AJP - Regulatory, Integrative and Comparative Physiology, Vol 267, Issue 2 502-R507, Copyright © 1994 by American Physiological Society
Comparative studies on tryptophan binding to hepatic nuclear envelopes in Sprague-Dawley and Lewis rats
H. Sidransky and E. Verney
Department of Pathology, George Washington University Medical Center, Washington, District of Columbia 20037.

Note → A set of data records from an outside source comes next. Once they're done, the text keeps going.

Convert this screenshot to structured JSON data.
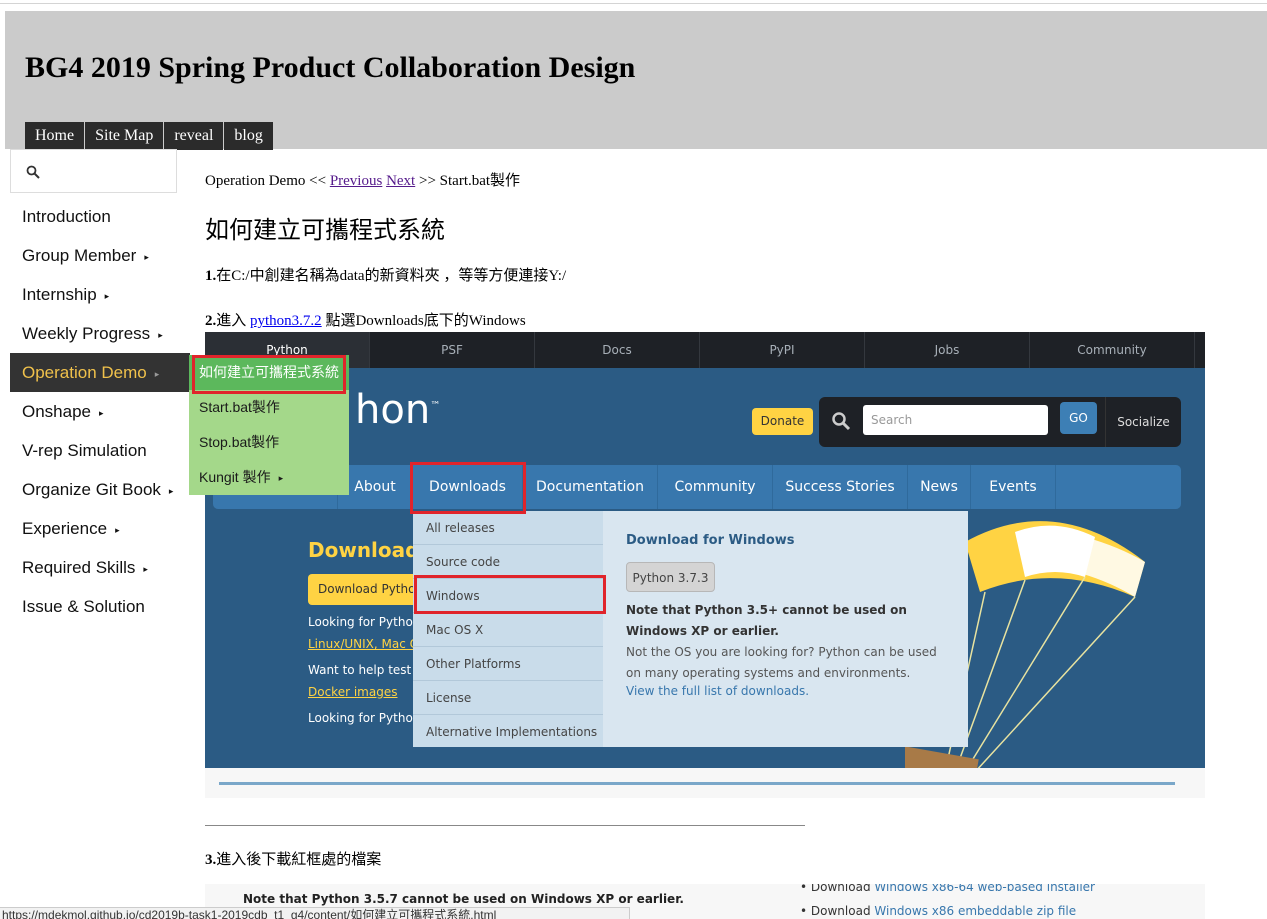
{
  "site": {
    "title": "BG4 2019 Spring Product Collaboration Design",
    "nav": [
      "Home",
      "Site Map",
      "reveal",
      "blog"
    ]
  },
  "sidebar": {
    "search_icon": "search-icon",
    "items": [
      {
        "label": "Introduction",
        "has_arrow": false
      },
      {
        "label": "Group Member",
        "has_arrow": true
      },
      {
        "label": "Internship",
        "has_arrow": true
      },
      {
        "label": "Weekly Progress",
        "has_arrow": true
      },
      {
        "label": "Operation Demo",
        "has_arrow": true,
        "active": true
      },
      {
        "label": "Onshape",
        "has_arrow": true
      },
      {
        "label": "V-rep Simulation",
        "has_arrow": false
      },
      {
        "label": "Organize Git Book",
        "has_arrow": true
      },
      {
        "label": "Experience",
        "has_arrow": true
      },
      {
        "label": "Required Skills",
        "has_arrow": true
      },
      {
        "label": "Issue & Solution",
        "has_arrow": false
      }
    ],
    "arrow_glyph": "▸",
    "submenu": [
      {
        "label": "如何建立可攜程式系統",
        "highlight": true
      },
      {
        "label": "Start.bat製作"
      },
      {
        "label": "Stop.bat製作"
      },
      {
        "label": "Kungit 製作",
        "has_arrow": true
      }
    ]
  },
  "content": {
    "breadcrumb": {
      "prefix": "Operation Demo <<",
      "previous": "Previous",
      "next": "Next",
      "suffix": ">> Start.bat製作"
    },
    "heading": "如何建立可攜程式系統",
    "step1": {
      "num": "1.",
      "text": "在C:/中創建名稱為data的新資料夾 ，等等方便連接Y:/"
    },
    "step2": {
      "num": "2.",
      "pre": "進入",
      "link": "python3.7.2",
      "post": "點選Downloads底下的Windows"
    },
    "step3": {
      "num": "3.",
      "text": "進入後下載紅框處的檔案"
    }
  },
  "python_screenshot": {
    "tabs": [
      "Python",
      "PSF",
      "Docs",
      "PyPI",
      "Jobs",
      "Community"
    ],
    "logo_text": "hon",
    "logo_tm": "™",
    "donate": "Donate",
    "search_placeholder": "Search",
    "go": "GO",
    "socialize": "Socialize",
    "main_nav": [
      "About",
      "Downloads",
      "Documentation",
      "Community",
      "Success Stories",
      "News",
      "Events"
    ],
    "hero": {
      "title": "Download",
      "button": "Download Python",
      "line1": "Looking for Python",
      "line2": "Linux/UNIX, Mac OS",
      "line3": "Want to help test d",
      "line4": "Docker images",
      "line5": "Looking for Python"
    },
    "dropdown": [
      "All releases",
      "Source code",
      "Windows",
      "Mac OS X",
      "Other Platforms",
      "License",
      "Alternative Implementations"
    ],
    "panel": {
      "heading": "Download for Windows",
      "version": "Python 3.7.3",
      "note": "Note that Python 3.5+ cannot be used on Windows XP or earlier.",
      "body": "Not the OS you are looking for? Python can be used on many operating systems and environments.",
      "link": "View the full list of downloads."
    },
    "colors": {
      "navy": "#2b5b84",
      "yellow": "#ffd343",
      "nav_blue": "#3877ad",
      "red_highlight": "#e0242b"
    }
  },
  "python_screenshot2": {
    "note": "Note that Python 3.5.7 cannot be used on Windows XP or earlier.",
    "items": [
      {
        "pre": "Download",
        "link": "Windows x86-64 web-based installer"
      },
      {
        "pre": "Download",
        "link": "Windows x86 embeddable zip file"
      }
    ]
  },
  "status_url": "https://mdekmol.github.io/cd2019b-task1-2019cdb_t1_g4/content/如何建立可攜程式系統.html"
}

Since Lewis rats are susceptible to many inflammatory diseases and have
been used in an experimental model of the eosinophilia-myalgia syndrome, we
investigated whether Lewis rats would respond to L-tryptophan as have
Sprague-Dawley rats reported earlier. In this comparative study using
females of both strains, we observed a decrease in the affinity of in vitro
L-tryptophan binding to hepatic nuclei and nuclear envelopes of Lewis rats
compared with Sprague-Dawley rats. However, in vivo stimulatory effects of
administering L-tryptophan on hepatic polyribosomal aggregation, protein
synthesis, and nuclear RNA release were similar in both strains. In vitro
[3H]tryptophan binding to hepatic nuclear envelopes, using L-tryptophan
implicated in cases of the eosinophilia-myalgia syndrome, revealed less
specific binding than when using nonimplicated L-tryptophan in both
strains. The possible significance of the quantitative difference in the
binding affinity of L-tryptophan to hepatic nuclei of Lewis rats compared
with those of Sprague-Dawley rats is as yet undetermined.